In a group letter to Congressional leaders, derivative end-users and other interested parties seek a deadline extension.
Back in March, Commodity Futures Trading Commission Chairman Gary Gensler said in a speech that his agency would miss the July deadline for writing some of the Dodd-Frank rules. But now a group business and industry associations wants it made official.
In a letter to chairmen and ranking members of a host of House and Senate committees, corporate members of a wide range of industry associations including the US Chamber of Commerce, the Agricultural Retailers Association, the Commodity Markets Council, Edison Electric Institute, the National Association of Wheat Growers and more than a dozen others – pushed lawmakers to extend the July 15, deadline.
“We strongly urge Congress to extend the deadline for final rule publication to allow regulators sufficient time to develop a transparent and orderly system that minimizes unintended consequences,” participants wrote in the letter.
The letter went on to describe the enormous task before Dodd-Frank rule-writers, the scope and “extraordinary pace” of the process. They cited Harvard Law Professor Hal Scott who calculated that the Securities and Exchange Commission (SEC) averaged fewer than 10 new rules per year before the crisis, “but has issued 59 rules since Dodd-Frank was enacted in July 2010.” Likewise, the CFTC “issued fewer than six new rules per year before the crisis, but has issued 37 rules since enactment of Dodd-Frank.” They argued that almost none of the proposed rules had been finalized so far and that only “11 of the 105 rules the CFTC and SEC must promulgate by July 15 are complete.”
A question of margin
One of group’s biggest complaints is the current machinations regarding margin requirements. “While we had believed, based on the clear language of Title VII and the unequivocal statements of the bill managers, that margin rules would not apply to end-users, we understand that some regulators are nevertheless intending to impose such requirements,” they wrote. “These regulations were originally expected to be proposed in December 2010. Now, we are told to expect them in April. For a rule such as this, which could cost the economy billions of dollars in liquidity and more than 100,000 jobs, to be promulgated under the exigency of a looming deadline is both shortsighted and potentially damaging. But the problem can be avoided.”

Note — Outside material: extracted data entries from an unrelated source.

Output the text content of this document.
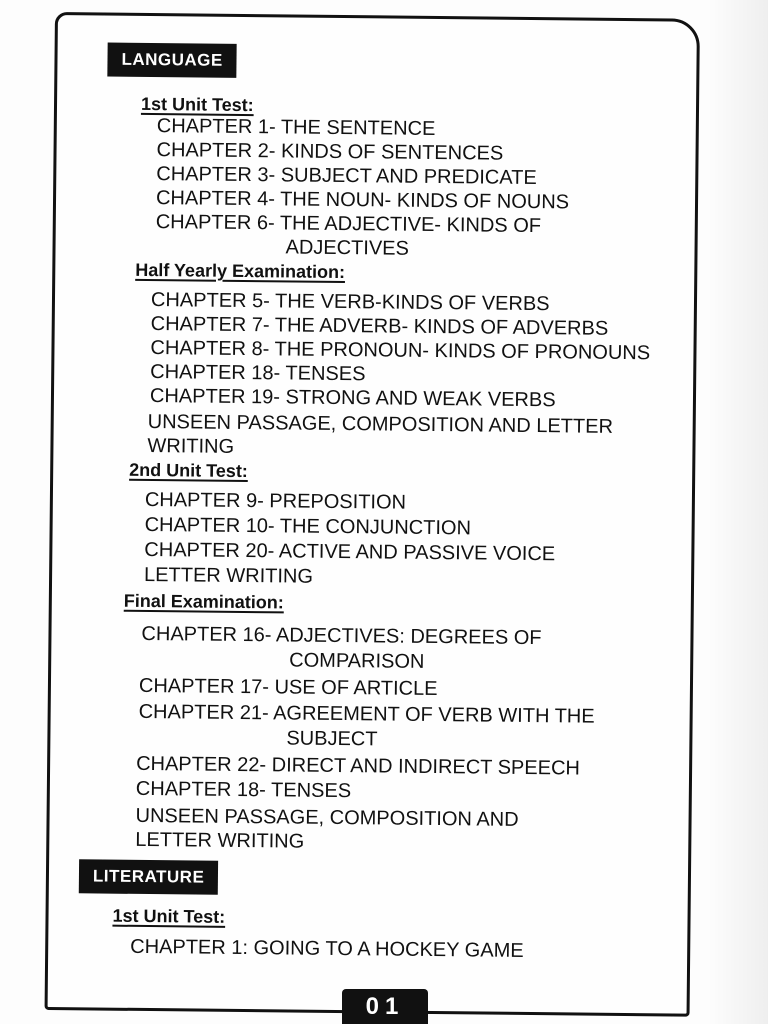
LANGUAGE
1st Unit Test:
CHAPTER 1- THE SENTENCE
CHAPTER 2- KINDS OF SENTENCES
CHAPTER 3- SUBJECT AND PREDICATE
CHAPTER 4- THE NOUN- KINDS OF NOUNS
CHAPTER 6- THE ADJECTIVE- KINDS OF
ADJECTIVES
Half Yearly Examination:
CHAPTER 5- THE VERB-KINDS OF VERBS
CHAPTER 7- THE ADVERB- KINDS OF ADVERBS
CHAPTER 8- THE PRONOUN- KINDS OF PRONOUNS
CHAPTER 18- TENSES
CHAPTER 19- STRONG AND WEAK VERBS
UNSEEN PASSAGE, COMPOSITION AND LETTER
WRITING
2nd Unit Test:
CHAPTER 9- PREPOSITION
CHAPTER 10- THE CONJUNCTION
CHAPTER 20- ACTIVE AND PASSIVE VOICE
LETTER WRITING
Final Examination:
CHAPTER 16- ADJECTIVES: DEGREES OF
COMPARISON
CHAPTER 17- USE OF ARTICLE
CHAPTER 21- AGREEMENT OF VERB WITH THE
SUBJECT
CHAPTER 22- DIRECT AND INDIRECT SPEECH
CHAPTER 18- TENSES
UNSEEN PASSAGE, COMPOSITION AND
LETTER WRITING
LITERATURE
1st Unit Test:
CHAPTER 1: GOING TO A HOCKEY GAME
01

CFTC’s Gensler has indicated on many occasions that his agency will have the final say on margining, most recently attempting to assuage critics by saying the CFTC “will get it right.” (See related story here.) But another problem exists and that involves the Federal Reserve. According to risk consultant Chatham Financial, the Fed and other prudential, regulators may override the CFTC and make all end-users post-margin (see related story here).
However it all works out, the current letter seeks a more thorough, thoughtful and examined process. “Regulators need more time to develop a carefully calibrated regulatory system that will protect the economy and promote job growth and investment,” wrote the signatories.
What they don’t want is a jumbled set of rules that are at cross purposes or rife with unintended consequences.